Compound Z16-6 showed QS agonist activity and in order to verify the mechanism of action of Z16-6, synergy assays were tested between Z16-6 and the signal molecule. Different concentrations of compound Z16-6 (100 and 50 mg/L) and the signal molecule (104 µg/L) were added into bacterial solutions (OD600 > 0.6); the activity of β-galactosidase was tested after 3 h.
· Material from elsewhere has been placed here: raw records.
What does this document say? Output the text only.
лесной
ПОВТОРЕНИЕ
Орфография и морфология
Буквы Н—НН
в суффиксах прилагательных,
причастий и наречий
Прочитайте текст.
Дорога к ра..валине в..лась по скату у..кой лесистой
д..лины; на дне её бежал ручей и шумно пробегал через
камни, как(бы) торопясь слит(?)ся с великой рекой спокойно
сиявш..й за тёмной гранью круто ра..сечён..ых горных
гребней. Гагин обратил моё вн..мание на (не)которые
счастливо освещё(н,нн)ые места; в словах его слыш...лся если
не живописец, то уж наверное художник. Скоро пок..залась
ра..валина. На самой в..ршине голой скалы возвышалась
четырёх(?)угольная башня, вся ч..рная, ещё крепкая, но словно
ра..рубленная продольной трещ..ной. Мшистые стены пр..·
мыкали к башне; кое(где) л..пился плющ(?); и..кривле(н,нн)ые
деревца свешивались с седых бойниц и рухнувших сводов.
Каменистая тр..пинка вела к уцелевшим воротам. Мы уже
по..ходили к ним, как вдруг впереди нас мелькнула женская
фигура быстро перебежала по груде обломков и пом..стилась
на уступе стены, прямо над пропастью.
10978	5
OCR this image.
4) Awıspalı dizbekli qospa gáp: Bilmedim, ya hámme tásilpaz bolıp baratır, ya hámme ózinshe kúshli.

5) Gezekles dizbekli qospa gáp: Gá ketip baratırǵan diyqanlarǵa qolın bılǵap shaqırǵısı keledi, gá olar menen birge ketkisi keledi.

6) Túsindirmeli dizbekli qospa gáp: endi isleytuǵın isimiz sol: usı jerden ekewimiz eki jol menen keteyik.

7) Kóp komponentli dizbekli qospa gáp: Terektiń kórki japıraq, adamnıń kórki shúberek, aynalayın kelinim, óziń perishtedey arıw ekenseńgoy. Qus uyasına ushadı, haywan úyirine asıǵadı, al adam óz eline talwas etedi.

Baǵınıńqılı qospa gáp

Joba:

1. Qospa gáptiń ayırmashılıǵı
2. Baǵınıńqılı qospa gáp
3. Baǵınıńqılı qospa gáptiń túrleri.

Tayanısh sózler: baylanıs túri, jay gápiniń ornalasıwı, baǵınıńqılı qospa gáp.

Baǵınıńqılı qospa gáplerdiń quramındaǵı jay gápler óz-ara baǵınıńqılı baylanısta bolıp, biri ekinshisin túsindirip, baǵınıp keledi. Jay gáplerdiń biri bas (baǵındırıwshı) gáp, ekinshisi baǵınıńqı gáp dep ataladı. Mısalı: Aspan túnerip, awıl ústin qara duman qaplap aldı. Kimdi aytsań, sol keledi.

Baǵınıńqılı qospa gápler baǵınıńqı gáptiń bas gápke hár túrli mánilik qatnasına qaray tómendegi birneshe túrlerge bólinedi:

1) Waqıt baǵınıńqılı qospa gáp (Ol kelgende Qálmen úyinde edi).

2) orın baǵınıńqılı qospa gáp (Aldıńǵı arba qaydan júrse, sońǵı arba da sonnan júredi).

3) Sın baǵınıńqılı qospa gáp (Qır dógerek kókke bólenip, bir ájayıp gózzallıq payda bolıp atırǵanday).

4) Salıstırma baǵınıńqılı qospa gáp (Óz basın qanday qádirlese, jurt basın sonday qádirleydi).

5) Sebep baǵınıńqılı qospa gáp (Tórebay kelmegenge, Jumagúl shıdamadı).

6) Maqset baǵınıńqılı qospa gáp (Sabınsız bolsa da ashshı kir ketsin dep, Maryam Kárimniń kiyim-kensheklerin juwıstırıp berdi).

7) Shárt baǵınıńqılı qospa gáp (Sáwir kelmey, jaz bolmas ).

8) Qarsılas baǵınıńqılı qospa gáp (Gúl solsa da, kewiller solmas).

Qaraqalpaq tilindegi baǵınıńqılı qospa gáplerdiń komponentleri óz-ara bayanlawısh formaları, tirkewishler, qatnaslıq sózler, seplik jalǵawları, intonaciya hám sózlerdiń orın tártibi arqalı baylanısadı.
3.5. Computational Chemistry—Docking

The receptor was derived from the crystal structure of TraR-OOHL (pdb 1L3L). The Surflex-Dock program in the SYBYL 7.3 software package was used to add polar hydrogens and to save the protein in the appropriate file formate for docking with the compounds [24,25]. From the noncompetition assay data, we can infer that there was a noncompetitive relationship between compound Z12-3 and the signal molecule. Furthermore, we can infer that there are different binding sites between AHL and the compounds with TraR-OOHL (pdb 1L3L). In this study, the multi-channel surface mode of the protocol was applied to define the active site. All other parameters were set to their default values. We tried different active pockets and found one (Figure 5) with docking scores and biological activity that matched for each other.

4. Conclusions

In conclusion, we synthesized azamacrolide comprising the triazole moiety and examined it for the ability to inhibit QS inhibitor activities on the Agrobacterium tumefaciens. Docking studies were performed. We attempted different active pockets and found that the docking scores and biological activity matched for each other. The triazole moiety should form hydrogen bonds with the receptor. The most active derivatives included the alkyl substituted Z12-3 (67% at 200 mg/L) and included the cyclohexane substituted Z12-5 (64% at 200 mg/L), Z13-5 (54% at 200 mg/L), and Z16-5 (60% at 200 mg/L). We can infer that there was a noncompetitive relationship between Z12-3 and the signal molecules. We inferred that Z16-6 had no QS agonist activity and it may just promote β-galactosidase activity. We inferred that the amide near the triazole ring was very important and that the carbamate near the azamacrolide was irreplaceable.